In dual porosity modeling of naturally fractured reservoirs, the reservoir is idealized as a set of disconnected matrix blocks within a highly conductive fracture network. It has been well recognized that the conventional dual porosity model does not accurately model matrix/fracture transfer flow. In the recent literature, matrix blocks have been further discretized to account for transient flow. Unfortunately, this approach greatly increases computational cost and requires much code modification if one tries to add a dual porosity option to an existing single porosity simulator.

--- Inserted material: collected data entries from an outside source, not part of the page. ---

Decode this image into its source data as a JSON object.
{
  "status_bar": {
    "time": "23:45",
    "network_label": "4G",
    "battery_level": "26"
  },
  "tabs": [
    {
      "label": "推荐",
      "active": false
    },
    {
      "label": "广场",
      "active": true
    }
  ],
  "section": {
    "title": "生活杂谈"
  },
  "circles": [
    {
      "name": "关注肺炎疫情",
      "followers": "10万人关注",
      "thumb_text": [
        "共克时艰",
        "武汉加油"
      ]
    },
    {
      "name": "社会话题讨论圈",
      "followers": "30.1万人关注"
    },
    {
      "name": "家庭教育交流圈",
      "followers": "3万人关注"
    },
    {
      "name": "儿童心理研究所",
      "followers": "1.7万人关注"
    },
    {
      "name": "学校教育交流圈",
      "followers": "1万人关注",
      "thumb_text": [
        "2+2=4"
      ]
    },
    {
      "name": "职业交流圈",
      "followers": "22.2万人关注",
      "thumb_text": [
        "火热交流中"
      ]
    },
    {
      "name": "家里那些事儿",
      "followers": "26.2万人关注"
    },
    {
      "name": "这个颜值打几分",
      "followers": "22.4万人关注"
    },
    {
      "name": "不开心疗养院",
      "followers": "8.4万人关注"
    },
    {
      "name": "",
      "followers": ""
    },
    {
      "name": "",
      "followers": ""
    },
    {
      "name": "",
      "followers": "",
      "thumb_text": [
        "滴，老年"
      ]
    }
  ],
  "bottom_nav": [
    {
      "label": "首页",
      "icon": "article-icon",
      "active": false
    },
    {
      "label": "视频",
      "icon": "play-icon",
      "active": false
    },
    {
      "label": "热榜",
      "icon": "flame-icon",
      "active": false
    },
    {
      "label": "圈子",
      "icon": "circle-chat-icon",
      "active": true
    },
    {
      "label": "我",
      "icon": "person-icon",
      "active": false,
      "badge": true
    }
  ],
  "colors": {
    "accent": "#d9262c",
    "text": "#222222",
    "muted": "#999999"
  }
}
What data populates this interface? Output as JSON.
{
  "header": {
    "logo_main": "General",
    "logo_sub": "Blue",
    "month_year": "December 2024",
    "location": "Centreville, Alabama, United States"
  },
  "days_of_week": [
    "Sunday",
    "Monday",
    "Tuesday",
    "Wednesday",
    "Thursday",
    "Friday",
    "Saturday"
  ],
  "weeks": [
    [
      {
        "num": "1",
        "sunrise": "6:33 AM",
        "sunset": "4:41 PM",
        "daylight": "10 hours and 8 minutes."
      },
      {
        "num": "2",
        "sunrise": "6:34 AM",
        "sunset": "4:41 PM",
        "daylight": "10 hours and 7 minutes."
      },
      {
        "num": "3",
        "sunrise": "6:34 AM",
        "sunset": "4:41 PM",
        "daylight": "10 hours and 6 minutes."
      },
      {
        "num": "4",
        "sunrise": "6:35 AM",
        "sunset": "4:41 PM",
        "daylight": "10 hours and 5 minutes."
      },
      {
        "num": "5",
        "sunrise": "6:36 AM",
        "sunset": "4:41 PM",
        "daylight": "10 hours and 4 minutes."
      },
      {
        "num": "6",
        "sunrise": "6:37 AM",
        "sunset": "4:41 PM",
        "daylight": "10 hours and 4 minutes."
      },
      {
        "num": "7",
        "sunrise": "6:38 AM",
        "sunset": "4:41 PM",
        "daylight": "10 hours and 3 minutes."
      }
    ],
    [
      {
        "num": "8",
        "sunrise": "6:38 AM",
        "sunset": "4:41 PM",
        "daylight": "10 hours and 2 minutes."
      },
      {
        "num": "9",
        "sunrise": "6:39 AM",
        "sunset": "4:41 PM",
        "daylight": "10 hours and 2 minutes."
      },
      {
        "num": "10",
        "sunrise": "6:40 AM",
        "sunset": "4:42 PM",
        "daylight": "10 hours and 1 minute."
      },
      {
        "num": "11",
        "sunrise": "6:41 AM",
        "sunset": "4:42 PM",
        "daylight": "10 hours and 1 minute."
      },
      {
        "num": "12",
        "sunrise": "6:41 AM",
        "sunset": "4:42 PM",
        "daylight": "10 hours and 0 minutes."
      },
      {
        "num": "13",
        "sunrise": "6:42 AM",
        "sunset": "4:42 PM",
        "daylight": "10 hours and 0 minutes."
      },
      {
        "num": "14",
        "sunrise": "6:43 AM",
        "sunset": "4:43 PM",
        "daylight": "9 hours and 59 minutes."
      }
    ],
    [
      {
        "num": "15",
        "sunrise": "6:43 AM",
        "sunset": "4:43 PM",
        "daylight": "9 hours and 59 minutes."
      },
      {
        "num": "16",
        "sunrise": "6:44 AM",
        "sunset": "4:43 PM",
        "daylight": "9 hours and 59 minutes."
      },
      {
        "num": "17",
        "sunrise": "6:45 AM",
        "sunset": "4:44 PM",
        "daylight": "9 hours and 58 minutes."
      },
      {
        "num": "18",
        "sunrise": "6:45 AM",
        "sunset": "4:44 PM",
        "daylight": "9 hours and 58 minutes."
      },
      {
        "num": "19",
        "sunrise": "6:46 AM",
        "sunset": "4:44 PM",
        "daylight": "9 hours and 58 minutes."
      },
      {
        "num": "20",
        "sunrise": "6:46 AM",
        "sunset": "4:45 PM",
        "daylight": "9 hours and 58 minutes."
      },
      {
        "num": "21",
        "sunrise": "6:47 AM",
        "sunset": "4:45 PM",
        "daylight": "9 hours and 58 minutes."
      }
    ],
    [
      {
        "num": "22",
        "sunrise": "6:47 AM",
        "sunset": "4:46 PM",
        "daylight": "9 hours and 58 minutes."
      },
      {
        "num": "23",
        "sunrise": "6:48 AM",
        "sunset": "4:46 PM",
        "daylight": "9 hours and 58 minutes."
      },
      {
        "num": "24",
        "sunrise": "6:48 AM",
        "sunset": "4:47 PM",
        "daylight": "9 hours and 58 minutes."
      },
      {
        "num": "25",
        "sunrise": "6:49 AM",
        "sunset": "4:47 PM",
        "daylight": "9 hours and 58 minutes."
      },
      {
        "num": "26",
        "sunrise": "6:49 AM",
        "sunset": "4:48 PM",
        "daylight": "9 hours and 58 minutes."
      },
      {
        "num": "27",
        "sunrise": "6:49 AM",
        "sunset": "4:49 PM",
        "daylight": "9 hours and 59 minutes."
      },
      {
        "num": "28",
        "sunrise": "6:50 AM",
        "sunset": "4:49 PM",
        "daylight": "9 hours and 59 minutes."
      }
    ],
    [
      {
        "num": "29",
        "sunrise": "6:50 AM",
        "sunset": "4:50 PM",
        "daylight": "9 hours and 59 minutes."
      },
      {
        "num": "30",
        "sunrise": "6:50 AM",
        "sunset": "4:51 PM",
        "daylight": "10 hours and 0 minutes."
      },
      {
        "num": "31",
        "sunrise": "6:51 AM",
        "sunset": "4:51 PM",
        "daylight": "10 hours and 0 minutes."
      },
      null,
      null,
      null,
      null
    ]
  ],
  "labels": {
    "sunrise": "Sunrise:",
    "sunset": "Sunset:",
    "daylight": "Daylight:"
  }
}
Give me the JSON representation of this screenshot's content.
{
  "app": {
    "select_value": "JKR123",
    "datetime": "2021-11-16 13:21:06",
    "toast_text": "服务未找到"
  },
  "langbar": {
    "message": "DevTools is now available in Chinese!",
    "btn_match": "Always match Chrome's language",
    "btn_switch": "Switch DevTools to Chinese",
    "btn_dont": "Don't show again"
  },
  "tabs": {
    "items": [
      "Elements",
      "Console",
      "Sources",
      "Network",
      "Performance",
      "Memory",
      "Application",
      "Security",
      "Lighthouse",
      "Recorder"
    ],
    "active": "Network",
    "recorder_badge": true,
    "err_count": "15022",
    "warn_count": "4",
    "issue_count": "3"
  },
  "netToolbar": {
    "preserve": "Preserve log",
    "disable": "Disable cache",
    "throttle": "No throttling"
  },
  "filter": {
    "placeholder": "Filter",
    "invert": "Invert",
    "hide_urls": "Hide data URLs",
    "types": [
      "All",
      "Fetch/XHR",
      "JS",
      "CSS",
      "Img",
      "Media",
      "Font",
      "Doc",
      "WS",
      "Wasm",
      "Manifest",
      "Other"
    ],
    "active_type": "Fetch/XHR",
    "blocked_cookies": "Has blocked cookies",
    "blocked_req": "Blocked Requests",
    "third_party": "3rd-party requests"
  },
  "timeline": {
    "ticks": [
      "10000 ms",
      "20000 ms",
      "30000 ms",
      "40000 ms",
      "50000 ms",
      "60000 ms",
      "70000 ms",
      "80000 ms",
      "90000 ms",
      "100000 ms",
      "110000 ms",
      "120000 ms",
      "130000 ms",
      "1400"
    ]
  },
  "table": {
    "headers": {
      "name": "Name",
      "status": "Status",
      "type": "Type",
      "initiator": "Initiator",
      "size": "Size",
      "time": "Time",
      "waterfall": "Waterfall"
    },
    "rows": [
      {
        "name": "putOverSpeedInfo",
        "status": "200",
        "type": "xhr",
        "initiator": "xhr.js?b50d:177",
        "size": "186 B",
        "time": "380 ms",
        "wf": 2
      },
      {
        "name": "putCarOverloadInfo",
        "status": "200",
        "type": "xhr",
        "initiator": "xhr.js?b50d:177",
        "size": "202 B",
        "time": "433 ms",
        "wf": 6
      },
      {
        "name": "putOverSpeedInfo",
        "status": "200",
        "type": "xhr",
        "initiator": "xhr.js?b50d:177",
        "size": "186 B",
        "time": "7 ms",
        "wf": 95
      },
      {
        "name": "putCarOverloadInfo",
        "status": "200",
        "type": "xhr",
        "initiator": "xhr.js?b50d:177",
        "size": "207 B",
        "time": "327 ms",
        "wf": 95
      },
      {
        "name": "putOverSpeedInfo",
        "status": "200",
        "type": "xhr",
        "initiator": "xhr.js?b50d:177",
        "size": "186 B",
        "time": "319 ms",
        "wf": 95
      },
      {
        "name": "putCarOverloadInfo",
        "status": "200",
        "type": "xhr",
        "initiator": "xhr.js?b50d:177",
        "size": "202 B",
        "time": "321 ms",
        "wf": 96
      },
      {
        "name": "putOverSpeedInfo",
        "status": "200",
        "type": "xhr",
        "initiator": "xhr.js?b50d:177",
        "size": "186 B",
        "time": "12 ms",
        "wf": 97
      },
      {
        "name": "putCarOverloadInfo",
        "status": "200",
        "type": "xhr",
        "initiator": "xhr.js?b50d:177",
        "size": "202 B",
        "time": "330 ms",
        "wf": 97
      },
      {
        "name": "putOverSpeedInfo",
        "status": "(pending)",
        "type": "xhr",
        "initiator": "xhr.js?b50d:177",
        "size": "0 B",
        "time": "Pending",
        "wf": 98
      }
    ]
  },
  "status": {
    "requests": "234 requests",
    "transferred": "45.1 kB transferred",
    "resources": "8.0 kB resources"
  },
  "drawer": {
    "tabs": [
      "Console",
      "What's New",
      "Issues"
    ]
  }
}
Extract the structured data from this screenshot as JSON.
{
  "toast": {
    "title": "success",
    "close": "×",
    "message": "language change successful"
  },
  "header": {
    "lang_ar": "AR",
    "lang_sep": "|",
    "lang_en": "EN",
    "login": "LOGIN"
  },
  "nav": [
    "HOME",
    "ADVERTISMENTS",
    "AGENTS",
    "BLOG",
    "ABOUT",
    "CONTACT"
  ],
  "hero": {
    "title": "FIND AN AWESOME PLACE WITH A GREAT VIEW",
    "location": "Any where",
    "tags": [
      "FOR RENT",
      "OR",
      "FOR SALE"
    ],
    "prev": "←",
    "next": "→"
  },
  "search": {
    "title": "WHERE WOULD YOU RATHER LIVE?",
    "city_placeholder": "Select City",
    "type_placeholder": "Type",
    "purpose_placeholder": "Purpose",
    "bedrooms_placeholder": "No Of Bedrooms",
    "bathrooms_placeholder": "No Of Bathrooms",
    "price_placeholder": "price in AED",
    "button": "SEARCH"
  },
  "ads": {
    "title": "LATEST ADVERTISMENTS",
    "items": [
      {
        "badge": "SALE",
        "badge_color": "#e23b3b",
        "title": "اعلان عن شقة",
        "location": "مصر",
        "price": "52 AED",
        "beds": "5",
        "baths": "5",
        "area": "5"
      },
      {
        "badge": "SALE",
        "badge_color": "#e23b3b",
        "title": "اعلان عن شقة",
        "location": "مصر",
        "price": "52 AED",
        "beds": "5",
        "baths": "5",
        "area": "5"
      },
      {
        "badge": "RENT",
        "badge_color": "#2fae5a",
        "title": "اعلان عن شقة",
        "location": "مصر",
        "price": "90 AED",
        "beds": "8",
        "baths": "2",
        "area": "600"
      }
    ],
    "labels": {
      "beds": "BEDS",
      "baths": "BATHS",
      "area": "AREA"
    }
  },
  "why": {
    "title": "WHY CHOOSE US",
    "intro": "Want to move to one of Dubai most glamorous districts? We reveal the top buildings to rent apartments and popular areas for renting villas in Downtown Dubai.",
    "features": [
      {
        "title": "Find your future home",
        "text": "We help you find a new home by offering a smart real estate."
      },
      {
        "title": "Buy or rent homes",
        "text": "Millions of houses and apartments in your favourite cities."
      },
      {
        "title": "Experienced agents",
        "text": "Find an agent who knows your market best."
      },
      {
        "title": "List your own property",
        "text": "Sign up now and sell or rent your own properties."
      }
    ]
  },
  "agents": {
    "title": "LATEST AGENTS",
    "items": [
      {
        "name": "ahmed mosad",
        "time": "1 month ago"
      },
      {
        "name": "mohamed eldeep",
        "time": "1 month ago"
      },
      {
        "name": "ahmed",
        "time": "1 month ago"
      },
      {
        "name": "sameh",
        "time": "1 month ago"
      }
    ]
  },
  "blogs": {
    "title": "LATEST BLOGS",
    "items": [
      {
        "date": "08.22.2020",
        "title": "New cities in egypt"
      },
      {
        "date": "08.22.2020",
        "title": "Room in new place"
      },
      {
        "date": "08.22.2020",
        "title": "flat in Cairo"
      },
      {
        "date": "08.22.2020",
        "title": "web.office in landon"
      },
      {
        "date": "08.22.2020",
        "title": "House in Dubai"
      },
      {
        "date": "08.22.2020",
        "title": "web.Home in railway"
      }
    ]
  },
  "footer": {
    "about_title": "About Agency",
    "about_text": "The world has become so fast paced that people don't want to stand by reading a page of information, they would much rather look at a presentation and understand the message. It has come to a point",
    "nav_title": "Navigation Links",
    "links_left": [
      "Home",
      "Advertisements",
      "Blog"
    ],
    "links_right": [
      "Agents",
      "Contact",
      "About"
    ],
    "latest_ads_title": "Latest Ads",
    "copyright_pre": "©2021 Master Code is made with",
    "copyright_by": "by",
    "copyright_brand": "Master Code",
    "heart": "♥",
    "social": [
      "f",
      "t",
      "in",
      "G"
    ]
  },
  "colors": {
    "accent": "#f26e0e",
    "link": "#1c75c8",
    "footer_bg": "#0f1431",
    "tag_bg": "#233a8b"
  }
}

In this paper, a new dual porosity modeling approach is presented for oil/water flow in fractured reservoirs. In the formulation, matrix blocks are also discretized. The resulting finite-difference equations for the matrix blocks, however, are mathematically decoupled from the fracture equations. The equations for the fracture system are the same as for single porosity models except for a source and/or sink term for each grid. This scheme does not affect the formulation of the original simulator, since the matrix computations are decoupled. This also greatly reduces computational and coding effort. Also, implicitness of the primary variables is maintained.
The model is verified by solution of Warren and Root's classical dual porosity model and an analytical solution which incorporates transient flow in matrix blocks. Results of the new model are also compared with fine-grid simulation of a fractured reservoir, in which both the fracture network and matrix blocks are discretized. Excellent agreement is achieved for a variety of reservoir properties. The simulator is also used to model published laboratory experiments and to conduct field-scale simulation studies. These results show that the new simulator provides computationally efficient and accurate means of modeling fractured reservoirs. The formulation developed can easily be extended to other recovery processes by modifying existing single porosity simulators.